The BDN wrote that after graduating in 1949, Ruth taught music in schools in upstate New York, and married Stanley O. Grierson, a fellow naturalist, photographer and taxidermist, who passed away in 1992.
“I’d have gone to college to be a naturalist, but back then, women didn’t go to school for that sort of thing. That was a man’s field. Women were secretaries, they were nurses, or they were teachers. Maybe a waitress. Those were your options. You couldn’t do anything else,” she told the BDN. “So I went to teacher’s college.”
Grierson moved to Maine with her two children and husband in 1972. She created a trio and taught piano and violin and began to play publicly at open mics and gigs all over the island.
Her frequent accompanist the last decade was Debbie Krysak.
They gave this online performance on April 17, 2019 at WERU.
The BDN wrote that Ruth was initially circumspect about taking on new genres such Appalachian mountain music.
“I was always afraid to try at first, because I was afraid I’d make a mistake,” said Grierson. “But Ashley Bryan, the great artist out on Islesford, told me, ‘If you make a mistake, just turn it into something positive.’ I do that with music. He does it with art.”
(Bryan died in 2022 at the age of 98. One of my first articles for this journal was about Bryan’s friendship with artist Henry Isaacs.)
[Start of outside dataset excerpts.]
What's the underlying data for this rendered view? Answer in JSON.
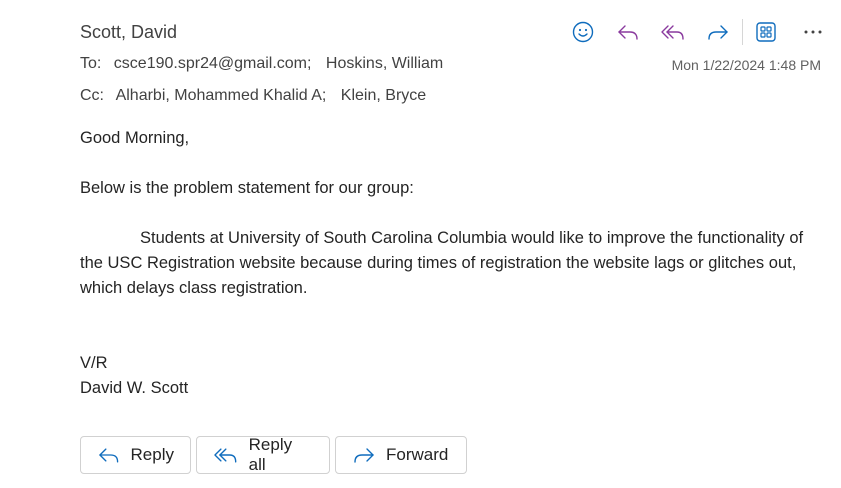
{
  "header": {
    "sender": "Scott, David",
    "to_label": "To:",
    "to": [
      "csce190.spr24@gmail.com;",
      "Hoskins, William"
    ],
    "cc_label": "Cc:",
    "cc": [
      "Alharbi, Mohammed Khalid A;",
      "Klein, Bryce"
    ],
    "date": "Mon 1/22/2024 1:48 PM"
  },
  "toolbar": {
    "icons": [
      "emoji-icon",
      "reply-icon",
      "reply-all-icon",
      "forward-icon",
      "apps-icon",
      "more-icon"
    ],
    "accent_color": "#0f6cbd",
    "replyall_color": "#8a3a9e"
  },
  "body": {
    "greeting": "Good Morning,",
    "intro": "Below is the problem statement for our group:",
    "paragraph": "Students at University of South Carolina Columbia would like to improve the functionality of the USC Registration website because during times of registration the website lags or glitches out, which delays class registration.",
    "closing": "V/R",
    "signature": "David W. Scott"
  },
  "actions": {
    "reply": "Reply",
    "reply_all": "Reply all",
    "forward": "Forward"
  }
}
On Sept. 1, 2018, when she was only 90, I spotted Ruth playing with Debbie Krysak and Mandolinist Jim Vikasi at the Common Good.
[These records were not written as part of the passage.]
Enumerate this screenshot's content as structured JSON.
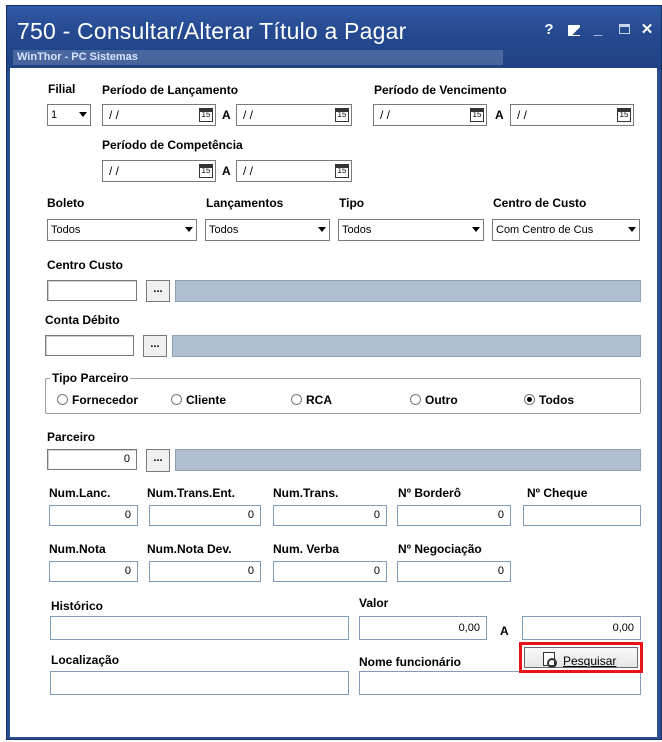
{
  "window": {
    "title": "750 - Consultar/Alterar Título a Pagar",
    "subtitle": "WinThor - PC Sistemas",
    "help": "?",
    "minimize": "_",
    "close": "✕"
  },
  "filial": {
    "label": "Filial",
    "value": "1"
  },
  "periodo_lancamento": {
    "label": "Período de Lançamento",
    "start": "/ /",
    "sep": "A",
    "end": "/ /",
    "cal": "15"
  },
  "periodo_vencimento": {
    "label": "Período de Vencimento",
    "start": "/ /",
    "sep": "A",
    "end": "/ /",
    "cal": "15"
  },
  "periodo_competencia": {
    "label": "Período de Competência",
    "start": "/ /",
    "sep": "A",
    "end": "/ /",
    "cal": "15"
  },
  "boleto": {
    "label": "Boleto",
    "value": "Todos"
  },
  "lancamentos": {
    "label": "Lançamentos",
    "value": "Todos"
  },
  "tipo": {
    "label": "Tipo",
    "value": "Todos"
  },
  "centro_custo_combo": {
    "label": "Centro de Custo",
    "value": "Com Centro de Cus"
  },
  "centro_custo": {
    "label": "Centro Custo",
    "dots": "..."
  },
  "conta_debito": {
    "label": "Conta Débito",
    "dots": "..."
  },
  "tipo_parceiro": {
    "label": "Tipo Parceiro",
    "options": [
      "Fornecedor",
      "Cliente",
      "RCA",
      "Outro",
      "Todos"
    ],
    "selected": "Todos"
  },
  "parceiro": {
    "label": "Parceiro",
    "value": "0",
    "dots": "..."
  },
  "row1": {
    "num_lanc": {
      "label": "Num.Lanc.",
      "value": "0"
    },
    "num_trans_ent": {
      "label": "Num.Trans.Ent.",
      "value": "0"
    },
    "num_trans": {
      "label": "Num.Trans.",
      "value": "0"
    },
    "num_bordero": {
      "label": "Nº Borderô",
      "value": "0"
    },
    "num_cheque": {
      "label": "Nº Cheque",
      "value": ""
    }
  },
  "row2": {
    "num_nota": {
      "label": "Num.Nota",
      "value": "0"
    },
    "num_nota_dev": {
      "label": "Num.Nota Dev.",
      "value": "0"
    },
    "num_verba": {
      "label": "Num. Verba",
      "value": "0"
    },
    "num_negociacao": {
      "label": "Nº Negociação",
      "value": "0"
    }
  },
  "historico": {
    "label": "Histórico",
    "value": ""
  },
  "valor": {
    "label": "Valor",
    "start": "0,00",
    "sep": "A",
    "end": "0,00"
  },
  "localizacao": {
    "label": "Localização",
    "value": ""
  },
  "nome_funcionario": {
    "label": "Nome funcionário",
    "value": ""
  },
  "pesquisar": {
    "label": "Pesquisar"
  }
}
I asked if I could join in.
She said, “Sure, what do you want to play?”
I asked her if she knew the elegiac “Ashokan Farewell.” It was like asking a priest if he knew the Lord’s Prayer.
“Ruth was an inspiration to us all,” Debbie Krysak said.
Ruth began to slow down about a year ago. But three weeks ago, she picked up the violin and played a few songs as well as continuing to play the piano, Debbie said.
On April 14, Ruth Grierson penned her last column with her lone byline.
This was the closing paragraph:
“Plants also tell us of a changing season. Some lawns and fields are beginning to take on a green color. Expanding buds of common lilac (Syringa vulgaris) also remind us that daylight is increasing in length and intensity and that temperatures are rising. In only 45 days or so, they will be in full flower, and some of you may follow an old tradition of preparing baskets of freshly cut lilacs to place at graves on Memorial Day.”
No doubt there will be many baskets with cut lilacs this Memorial Day as we remember Ruth Grierson.
Lovely tribute. Ruth and a fellow musician played Wild Mountain Thyme for my daughter's wedding in 2005 down at Seal Cove Landing.
What a marvelous tribute you have written, Lincoln. Indeed, she was a treasure.